Left-Handed: Right-Handed:
$$ \left[ {\begin{array}{cccc} C & 0 & 0 & 0 \\ 0 & D & 0 & 0 \\ 0 & 0 & A & B \\ 0 & 0 & 1 & 0 \\ \end{array} } \right] \cdot \left[ {\begin{array}{c} X \\ Y \\ Z \\ 1 \\ \end{array} } \right] = \left[ {\begin{array}{c} X\cdot C \\ Y\cdot D \\ Z\cdot A + B \\ Z \\ \end{array} } \right] $$
$$ \left[ {\begin{array}{cccc} C & 0 & 0 & 0 \\ 0 & D & 0 & 0 \\ 0 & 0 & A & B \\ 0 & 0 & -1 & 0 \\ \end{array} } \right] \cdot \left[ {\begin{array}{c} X \\ Y \\ Z \\ 1 \\ \end{array} } \right] = \left[ {\begin{array}{c} X\cdot C \\ Y\cdot D \\ Z\cdot A + B \\ -Z \\ \end{array} } \right] $$

Next perspective divide should be performed to transform the vector into NDC coordinate space:

Left-Handed: Right-Handed:
$$X' = \frac{X\cdot C}{Z}\\ Y' = \frac{Y\cdot D}{Z}\\ Z' = \frac{Z\cdot A + B}{Z} = A + \frac B {Z}$$
$$X' = \frac{X\cdot C}{-Z}\\ Y' = \frac{Y\cdot D}{-Z}\\ Z' = \frac{Z\cdot A + B}{-Z} = -A + \frac B {-Z}$$

With that in mind, we can derive expressions for A and B. First, we define boundary conditions for Z':

  • For left-handed system: Z' = 0 for Z = N, and Z' = 1 for Z = F;

  • For right-handed system: Z' = 0 for Z = -N, and Z' = 1for Z = -F (remember, N and F are absolute distances along the line of sight, and in right-handed system line of sight is along -Z).

Left-Handed: Right-Handed:
$$\begin{equation*} \left\{ \begin{aligned} & A + \frac B N = 0 \\ & A + \frac B F = 1 \end{aligned} \right. \end{equation*}$$
$$\begin{equation*} \left\{ \begin{aligned} & -A + \frac B {-N} = 0 \\ & -A + \frac B {-F} = 1 \end{aligned} \right. \end{equation*}$$
$$\begin{equation*} \left\{ \begin{aligned} & B = -A \cdot N \\ & B = F - A \cdot F \end{aligned} \right. \end{equation*}$$
$$\begin{equation*} \left\{ \begin{aligned} & B = -A \cdot N \\ & B = -F - A \cdot F \end{aligned} \right. \end{equation*}$$
$$\begin{equation*} -A \cdot N = F - A \cdot F \end{equation*}$$
$$\begin{equation*} -A \cdot N = - F - A \cdot F \end{equation*}$$
$$\begin{equation*} A \cdot (F - N) = F \end{equation*}$$
$$\begin{equation*} A \cdot (F - N) = -F \end{equation*}$$
$$\begin{equation*} A = \frac F {F - N} \end{equation*}$$
$$\begin{equation*} A = -\frac F {F - N} \end{equation*}$$
$$\begin{equation*} B = -A \cdot N = - \frac {F \cdot N} {F - N} \end{equation*}$$
$$\begin{equation*} B = -A \cdot N = \frac {F \cdot N} {F - N} \end{equation*}$$

And that is how the matrix takes its final shape.

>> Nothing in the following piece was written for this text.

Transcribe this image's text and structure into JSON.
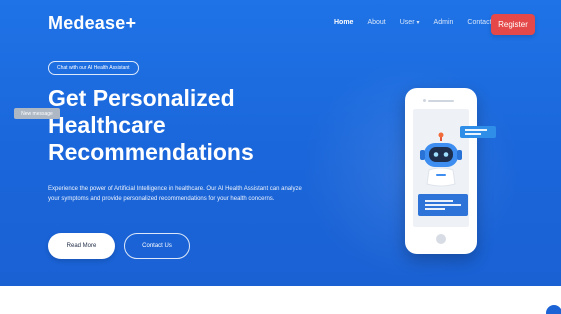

Given four parameters (vertical field-of-view angle α, viewport aspect ratio R, near plane distance N and far plane distance F), perspective projection matrix will be defined as follows (row-major notation):

Left-Handed: Right-Handed:
$$\left[ {\begin{array}{cccc} \frac{1}{R \cdot tan(\frac{\alpha}{2})} & 0 & 0 & 0 \\ 0 & \frac{1}{tan(\frac{\alpha}{2})} & 0 & 0 \\ 0 & 0 & \frac F {F - N} & - \frac {F \cdot N} {F - N} \\ 0 & 0 & 1 & 0 \end{array} } \right]$$
$$\left[ {\begin{array}{cccc} \frac{1}{R \cdot tan(\frac{\alpha}{2})} & 0 & 0 & 0 \\ 0 & \frac{1}{tan(\frac{\alpha}{2})} & 0 & 0 \\ 0 & 0 & - \frac F {F - N} & - \frac {F \cdot N} {F - N} \\ 0 & 0 & -1 & 0 \end{array} } \right]$$

All that remains is to store the result using the layout which you application/engine would prefer. By default, graphics APIs expect matrix data to be laid out column-major - So, if your final result is in row-major layout (as shown above), the matrix needs to be transposed before being sent down the GPU pipeline.